Canadian business installment loans up 74% in a year, delinquencies rising

Equifax Canada reports continuing challenges for the backbone of the economy

Canadian business installment loans up 74% in a year, delinquencies rising
Steve Randall

Canada’s businesses continue to juggle challenging economic conditions with the fragile state of their own finances, including high reliance on debt.

Equifax Canada’s latest Business Credit Trends Report reveals a surge in new installment loans originated in the first quarter of 2024, likely due to businesses preparing for the deadline to repay Canada Emergency Business Account (CEBA) balances or lose the forgivable portion.

It means an ongoing debt burden for thousands of businesses, estimated to be around 200,000 according to the Canadian Federation of Independent Business.

"Many of those businesses that had to borrow to repay their CEBA loans are facing high interest rates and will be challenged to meet their payment obligations," said Dan Kelly, CFIB president.

Equifax Canada’s head of commercial solutions, Jeff Brown, agrees that the situation exacerbates the debt burden for businesses, with the data showing more are struggling to keep up repayments on their borrowing.

"While it may feel like CEBA is moving into the rear-view mirror, it’s truly a matter of businesses turning to new installment loans to secure their financial stability," he said Jeff Brown. "Many businesses were focused on the forgiveness deadline and paying back debt to take advantage of this timeline. The increased reliance on these loans has also contributed to a notable rise in delinquencies, particularly in installment loans."

Outstanding balances owed by businesses to financial institutions hit a new high of $31.9 billion in Q1 2024 — a 7.4% increase from last year.

 “The recent rate cut by the Bank of Canada offers hope that we could be on a trend towards lower rates if inflation remains in check,” said Brown. “Businesses may get some breathing room on debt payments, which could potentially free up resources for growth.”

Delinquencies rise

The Equifax stats reveal that higher interest rates between April 2022 and April 2024 have driven a rise in delinquencies, from 4.3% to 4.9%.

Industrial trades (credit accounts between businesses and suppliers) have seen an increase in 30+ day delinquencies from 10.1% in Q1 2023 to 12.2% in Q1 2024, and financial trades (between businesses and financial institutions) have seen a rise in 30+ day delinquencies during the same period, from 3.3% to 3.4%.

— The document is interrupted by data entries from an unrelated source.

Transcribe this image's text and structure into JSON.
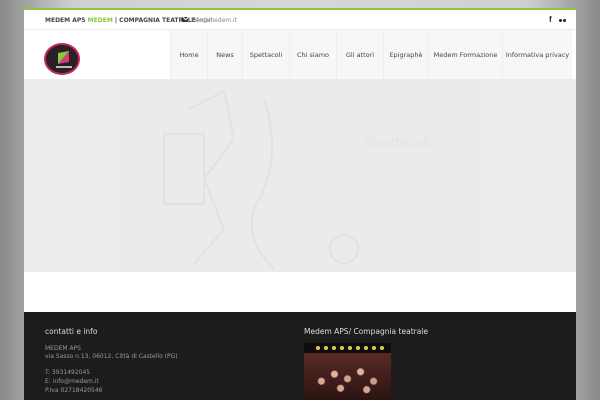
{
  "topbar": {
    "brand_prefix": "MEDEM APS ",
    "brand_highlight": "MEDEM",
    "brand_suffix": " | COMPAGNIA TEATRALE",
    "email_label": "email:",
    "email": "info@medem.it",
    "social_icons": [
      "facebook-icon",
      "flickr-icon"
    ]
  },
  "nav": {
    "items": [
      {
        "label": "Home"
      },
      {
        "label": "News"
      },
      {
        "label": "Spettacoli"
      },
      {
        "label": "Chi siamo"
      },
      {
        "label": "Gli attori"
      },
      {
        "label": "Epigraphè"
      },
      {
        "label": "Medem Formazione"
      },
      {
        "label": "Informativa privacy"
      }
    ]
  },
  "hero": {
    "text": "Spettacoli"
  },
  "footer": {
    "contacts": {
      "title": "contatti e info",
      "name": "MEDEM APS",
      "address": "via Sasso n.13, 06012, Città di Castello (PG)",
      "phone": "T:  3931492045",
      "email": "E:  info@medem.it",
      "piva": "P.Iva 02718420546"
    },
    "company": {
      "title": "Medem APS/ Compagnia teatrale"
    }
  },
  "colors": {
    "accent": "#8cc63f",
    "footer_bg": "#1c1c1c",
    "logo_ring": "#c0285a"
  }
}
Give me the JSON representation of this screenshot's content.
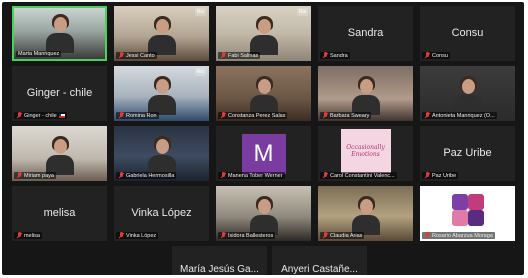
{
  "participants": [
    {
      "label": "Marta Manriquez",
      "center": "",
      "muted": false,
      "flag": false,
      "speaking": true,
      "logo": "",
      "style": "v1"
    },
    {
      "label": "Jessi Canto",
      "center": "",
      "muted": true,
      "flag": false,
      "speaking": false,
      "logo": "Ris",
      "style": "v2"
    },
    {
      "label": "Fabi Salinas",
      "center": "",
      "muted": true,
      "flag": false,
      "speaking": false,
      "logo": "Ris",
      "style": "v3"
    },
    {
      "label": "Sandra",
      "center": "Sandra",
      "muted": true,
      "flag": false,
      "speaking": false,
      "logo": "",
      "style": ""
    },
    {
      "label": "Consu",
      "center": "Consu",
      "muted": true,
      "flag": false,
      "speaking": false,
      "logo": "",
      "style": ""
    },
    {
      "label": "Ginger - chile",
      "center": "Ginger - chile",
      "muted": true,
      "flag": true,
      "speaking": false,
      "logo": "",
      "style": ""
    },
    {
      "label": "Romina Ron",
      "center": "",
      "muted": true,
      "flag": false,
      "speaking": false,
      "logo": "Ris",
      "style": "v4"
    },
    {
      "label": "Constanza Perez Salas",
      "center": "",
      "muted": true,
      "flag": false,
      "speaking": false,
      "logo": "",
      "style": "v5"
    },
    {
      "label": "Barbara Sweary",
      "center": "",
      "muted": true,
      "flag": false,
      "speaking": false,
      "logo": "",
      "style": "v6"
    },
    {
      "label": "Antonieta Manriquez (O...",
      "center": "",
      "muted": true,
      "flag": false,
      "speaking": false,
      "logo": "",
      "style": "v7"
    },
    {
      "label": "Miriam paya",
      "center": "",
      "muted": true,
      "flag": false,
      "speaking": false,
      "logo": "",
      "style": "v8"
    },
    {
      "label": "Gabriela Hermosilla",
      "center": "",
      "muted": true,
      "flag": false,
      "speaking": false,
      "logo": "",
      "style": "v9"
    },
    {
      "label": "Manena Tober Werner",
      "center": "",
      "muted": true,
      "flag": false,
      "speaking": false,
      "logo": "",
      "style": "m"
    },
    {
      "label": "Carol Constantini Valenc...",
      "center": "",
      "muted": true,
      "flag": false,
      "speaking": false,
      "logo": "",
      "style": "poster"
    },
    {
      "label": "Paz Uribe",
      "center": "Paz Uribe",
      "muted": true,
      "flag": false,
      "speaking": false,
      "logo": "",
      "style": ""
    },
    {
      "label": "melisa",
      "center": "melisa",
      "muted": true,
      "flag": false,
      "speaking": false,
      "logo": "",
      "style": ""
    },
    {
      "label": "Vinka López",
      "center": "Vinka López",
      "muted": true,
      "flag": false,
      "speaking": false,
      "logo": "",
      "style": ""
    },
    {
      "label": "Isidora Ballesteros",
      "center": "",
      "muted": true,
      "flag": false,
      "speaking": false,
      "logo": "",
      "style": "v10"
    },
    {
      "label": "Claudia Arias",
      "center": "",
      "muted": true,
      "flag": false,
      "speaking": false,
      "logo": "",
      "style": "v11"
    },
    {
      "label": "Rosario Abarzua Moraga",
      "center": "",
      "muted": true,
      "flag": false,
      "speaking": false,
      "logo": "",
      "style": "puzzle"
    }
  ],
  "bottom_row": [
    {
      "center": "María Jesús Ga..."
    },
    {
      "center": "Anyeri Castañe..."
    }
  ],
  "m_letter": "M",
  "poster_text": "Occasionally Emotions"
}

The rise in businesses missing payments to financial institutions is most prevalent for installment loans where 30+ day delinquencies rose from 2.4% in Q1 2023 to 2.7% in Q1 2024. For lines of credit, the rate rose from 3.3% to 3.7%.

Business credit card delinquencies remained low overall, but those that took out new credit cards in the last two years have been missing payments at a faster rate. For card issuers, Jeff Brown notes the risk in this regard.

“It is more important than ever to monitor newer accounts for early warning signs of financial stress as it might take some time to see their impact on portfolios,” he said.

Asset loan concerns

Equifax Canada has identified a significant rise in asset loan delinquencies, mostly in the retail and transportation sectors, with some of the highest rates of the last 20 years.

“The rise in missed payments strongly deviates from what would be expected and may be cause for long-term concern,” explained Brown. “The asset-based loans include equipment leases that traditionally have lower-than-average delinquency. This makes sense because if, for example, you're running a pizza restaurant, you don't go delinquent on the lease of your pizza oven or if you’re a trucking company you won’t want to go delinquent on your trucks either — because if you do, it's game over for your business.”